Le Burkina Faso franchit une nouvelle étape dans la reconstruction de ses territoires meurtris. Ce lundi 18 mai 2026, le gouvernement a officiellement lancé une opération nationale de distribution de kits de production agricole aux populations retournées, sous le slogan porteur « Un village réinstallé, un motoculteur ». La cérémonie inaugurale s’est tenue dans un village réinstallé de Kaya, en présence d’un parterre d’autorités gouvernementales, administratives, coutumières et religieuses, témoignant de la dimension nationale et symbolique de l’événement.
C’est le ministre de la Solidarité et de la Famille, le Lieutenant-colonel Passowendé Pélagie, qui a présidé le lancement officiel de cette initiative. Sa présence à la tête de la cérémonie illustre la nature profondément sociale de cette opération, qui se situe au carrefour de la solidarité nationale, de la reconstruction communautaire et du redressement économique des zones longtemps fragilisées par l’insécurité. Un acte gouvernemental fort, posé au cœur même des territoires en cours de réhabilitation.
L’ampleur de l’opération est à la mesure des besoins. Ce sont plus de 13 000 ménages retournés, représentant une population estimée à plus de 100 000 personnes, qui bénéficieront gratuitement de ces kits de production agricole. Répartis dans 14 régions du pays, ces ménages recevront des semences améliorées et des engrais minéraux, des intrants essentiels pour relancer rapidement une production vivrière capable de couvrir leurs besoins alimentaires de base dès la prochaine saison.
Le motoculteur, pièce maîtresse du dispositif, occupe une place centrale dans la philosophie de cette initiative. En dotant chaque village réinstallé d’un tel équipement, l’État burkinabè offre aux communautés un outil de mécanisation agricole qui démultiplie leur capacité de production et réduit la pénibilité du travail. Au-delà de l’aspect matériel, ce geste symbolise la confiance de l’État dans la capacité des populations à rebâtir leurs moyens de subsistance et à redevenir actrices de leur propre développement.

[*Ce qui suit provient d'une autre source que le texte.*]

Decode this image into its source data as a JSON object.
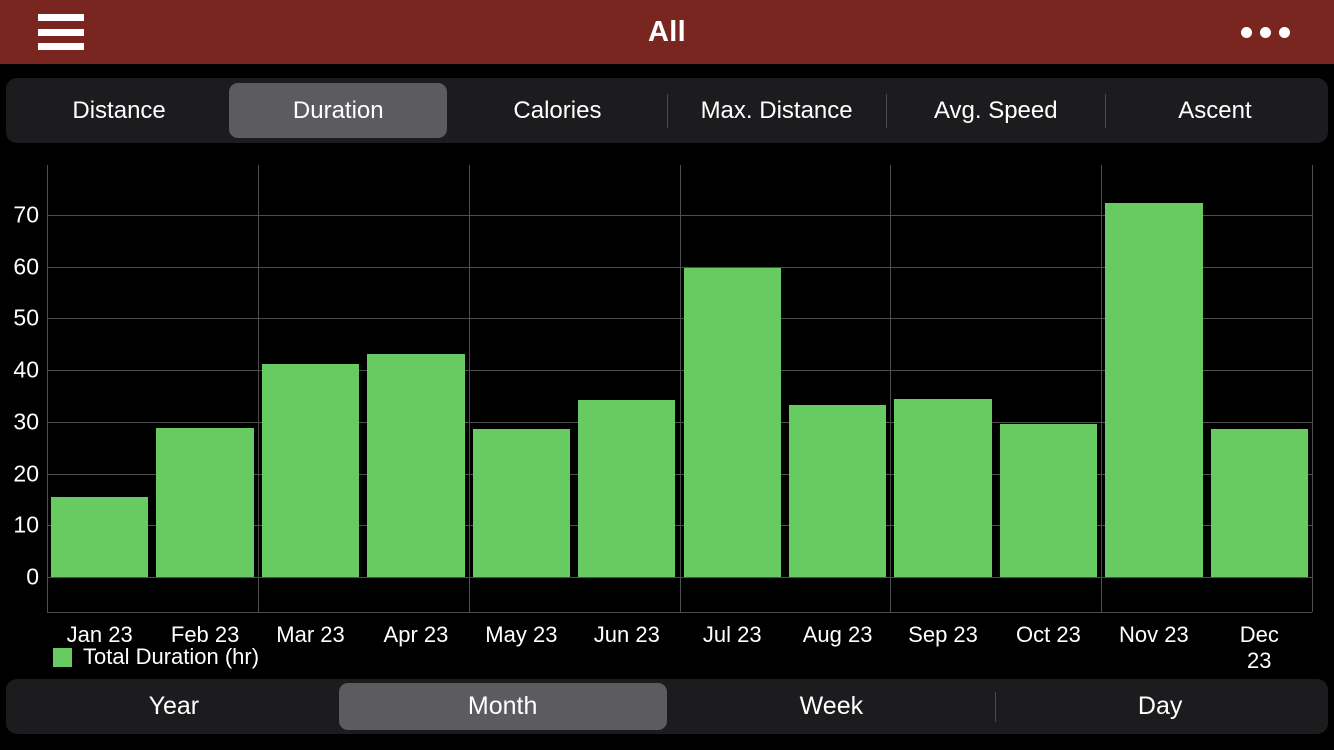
{
  "topbar": {
    "title": "All",
    "menu_icon": "hamburger-menu-icon",
    "overflow_icon": "more-options-icon"
  },
  "metric_tabs": [
    {
      "label": "Distance",
      "selected": false
    },
    {
      "label": "Duration",
      "selected": true
    },
    {
      "label": "Calories",
      "selected": false
    },
    {
      "label": "Max. Distance",
      "selected": false
    },
    {
      "label": "Avg. Speed",
      "selected": false
    },
    {
      "label": "Ascent",
      "selected": false
    }
  ],
  "period_tabs": [
    {
      "label": "Year",
      "selected": false
    },
    {
      "label": "Month",
      "selected": true
    },
    {
      "label": "Week",
      "selected": false
    },
    {
      "label": "Day",
      "selected": false
    }
  ],
  "colors": {
    "header": "#7a2620",
    "bar": "#68cb62",
    "selected_tab": "#5c5c60",
    "bar_background": "#000000",
    "grid": "#4e4e4e"
  },
  "legend": {
    "label": "Total Duration (hr)",
    "swatch_color": "#68cb62"
  },
  "chart_data": {
    "type": "bar",
    "title": "",
    "xlabel": "",
    "ylabel": "",
    "ylim": [
      0,
      75
    ],
    "ytick_values": [
      0,
      10,
      20,
      30,
      40,
      50,
      60,
      70
    ],
    "ytick_labels": [
      "0",
      "10",
      "20",
      "30",
      "40",
      "50",
      "60",
      "70"
    ],
    "grid": true,
    "legend_position": "bottom-left",
    "categories": [
      "Jan 23",
      "Feb 23",
      "Mar 23",
      "Apr 23",
      "May 23",
      "Jun 23",
      "Jul 23",
      "Aug 23",
      "Sep 23",
      "Oct 23",
      "Nov 23",
      "Dec 23"
    ],
    "series": [
      {
        "name": "Total Duration (hr)",
        "color": "#68cb62",
        "values": [
          15.5,
          28.9,
          41.2,
          43.2,
          28.6,
          34.3,
          59.8,
          33.3,
          34.5,
          29.6,
          72.3,
          28.6
        ]
      }
    ]
  }
}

Cette opération s’inscrit dans une vision globale de résilience et de réconciliation territoriale. En accompagnant le retour des déplacés non seulement par des infrastructures, mais aussi par des outils concrets de relance économique, le gouvernement burkinabè envoie un message clair : la reconquête des territoires ne s’arrête pas au volet sécuritaire. Elle passe aussi, et surtout, par la restauration de la dignité, de l’autonomie et de la vie normale des communautés qui ont tout perdu, et qui méritent tous les moyens pour tout reconstruire.